Sheba, Dickens, Sheila, Blue, Otis? Forget 'em. They're the dogs on our cul-de-sac, nice pooches all, but completely eclipsed by Tiger Hoser, Cutie, Nick, B.C., Smokey, Mitten, Murray and, of course, his black magnificence, the maestro of the chaise longue, Sport Burns-Rosenberg.

Ah, yes, the hyphenate. While we were grieving for Snoopy, our 14-year-old Tabby who died of cancer, our neighbors, the Burnses, granted us proprietary rights over Sport, which was nice because Sport was already living on our patio near Woody the guinea pig. We accepted, because our neighbors already had three cats. Knowing a good deal when he saw one, Sport now comes in when the sun goes down. He's a great cat.

Even though I was her personal serf and pleaded for her affection, Snoopy despised me. Go figure. But Sport worships me. To him, I am an icon. He looks up at me as if to say, "When I grow up I want to be just like you." Actually, I say it for him, in baby talk. If the walls could talk. . . .

Sport hated Snoopy, and vice versa. He hates B.C., too. For some reason, he doesn't hate Nick or Cutie, who is the brother of Murray. Sport does hate Murray, a big, furry, orange prowler who is the cul-de-sac bully. Except that in his own home, Murray is dominated by Mitten, whose son, Doodles, disappeared a few months ago. We still scan the horizon, hoping to see Doodles returning. But no luck.

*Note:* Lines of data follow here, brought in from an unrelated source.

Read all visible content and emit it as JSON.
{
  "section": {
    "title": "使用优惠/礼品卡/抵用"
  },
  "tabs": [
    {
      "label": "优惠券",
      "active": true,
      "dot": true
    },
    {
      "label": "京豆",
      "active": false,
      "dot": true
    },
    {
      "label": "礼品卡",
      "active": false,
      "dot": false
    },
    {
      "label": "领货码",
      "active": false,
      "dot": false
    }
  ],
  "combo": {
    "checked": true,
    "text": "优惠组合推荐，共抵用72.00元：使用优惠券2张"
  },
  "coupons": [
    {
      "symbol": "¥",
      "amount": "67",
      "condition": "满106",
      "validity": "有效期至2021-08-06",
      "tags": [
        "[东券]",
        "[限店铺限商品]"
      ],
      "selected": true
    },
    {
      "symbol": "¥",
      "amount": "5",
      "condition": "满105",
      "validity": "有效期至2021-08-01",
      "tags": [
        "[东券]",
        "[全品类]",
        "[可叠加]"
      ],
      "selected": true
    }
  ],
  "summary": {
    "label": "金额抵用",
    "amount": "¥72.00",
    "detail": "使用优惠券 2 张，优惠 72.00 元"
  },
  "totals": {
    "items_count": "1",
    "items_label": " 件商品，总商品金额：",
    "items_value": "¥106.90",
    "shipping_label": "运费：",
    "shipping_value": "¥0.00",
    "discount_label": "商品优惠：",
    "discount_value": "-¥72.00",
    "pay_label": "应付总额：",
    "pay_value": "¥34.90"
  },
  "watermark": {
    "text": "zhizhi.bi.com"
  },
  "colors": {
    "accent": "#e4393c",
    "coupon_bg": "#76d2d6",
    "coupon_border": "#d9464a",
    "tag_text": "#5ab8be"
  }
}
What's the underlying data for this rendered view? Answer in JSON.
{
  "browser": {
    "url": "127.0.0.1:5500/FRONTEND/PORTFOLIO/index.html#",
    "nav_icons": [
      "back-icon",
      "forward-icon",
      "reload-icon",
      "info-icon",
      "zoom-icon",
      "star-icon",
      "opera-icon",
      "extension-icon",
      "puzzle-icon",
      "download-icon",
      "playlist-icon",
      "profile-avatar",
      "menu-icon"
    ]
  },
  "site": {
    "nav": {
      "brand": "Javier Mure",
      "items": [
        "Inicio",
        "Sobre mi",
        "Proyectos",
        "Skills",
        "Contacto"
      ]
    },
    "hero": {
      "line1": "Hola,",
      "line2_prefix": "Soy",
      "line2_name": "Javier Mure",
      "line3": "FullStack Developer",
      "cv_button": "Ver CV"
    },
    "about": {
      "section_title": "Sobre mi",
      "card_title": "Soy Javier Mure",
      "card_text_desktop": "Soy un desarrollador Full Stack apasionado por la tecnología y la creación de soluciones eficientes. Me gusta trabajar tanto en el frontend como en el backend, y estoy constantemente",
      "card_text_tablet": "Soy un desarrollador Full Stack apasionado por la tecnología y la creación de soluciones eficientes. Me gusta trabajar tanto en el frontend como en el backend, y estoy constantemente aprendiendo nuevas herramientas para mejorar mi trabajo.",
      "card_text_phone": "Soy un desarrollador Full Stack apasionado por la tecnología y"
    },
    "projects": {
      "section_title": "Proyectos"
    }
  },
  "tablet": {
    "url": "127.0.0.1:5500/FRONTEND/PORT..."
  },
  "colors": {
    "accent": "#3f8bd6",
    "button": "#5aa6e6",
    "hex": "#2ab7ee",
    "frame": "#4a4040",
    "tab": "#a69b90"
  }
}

Then there's Holly the pot-bellied pig. But that's another column.

I could go on forever. But I'll end this with a quote. In tonight's TBS special, a man says lovingly about his family dog: "He's the vice president of our company." See, that's the difference. A cat would never settle for the No. 2 job.

* "Cats & Dogs" airs today at 5:05 and 9:05 p.m. on cable's TBS. "Rescue 911" airs Tuesday at 8 p.m. on CBS (Channels 2 and 8).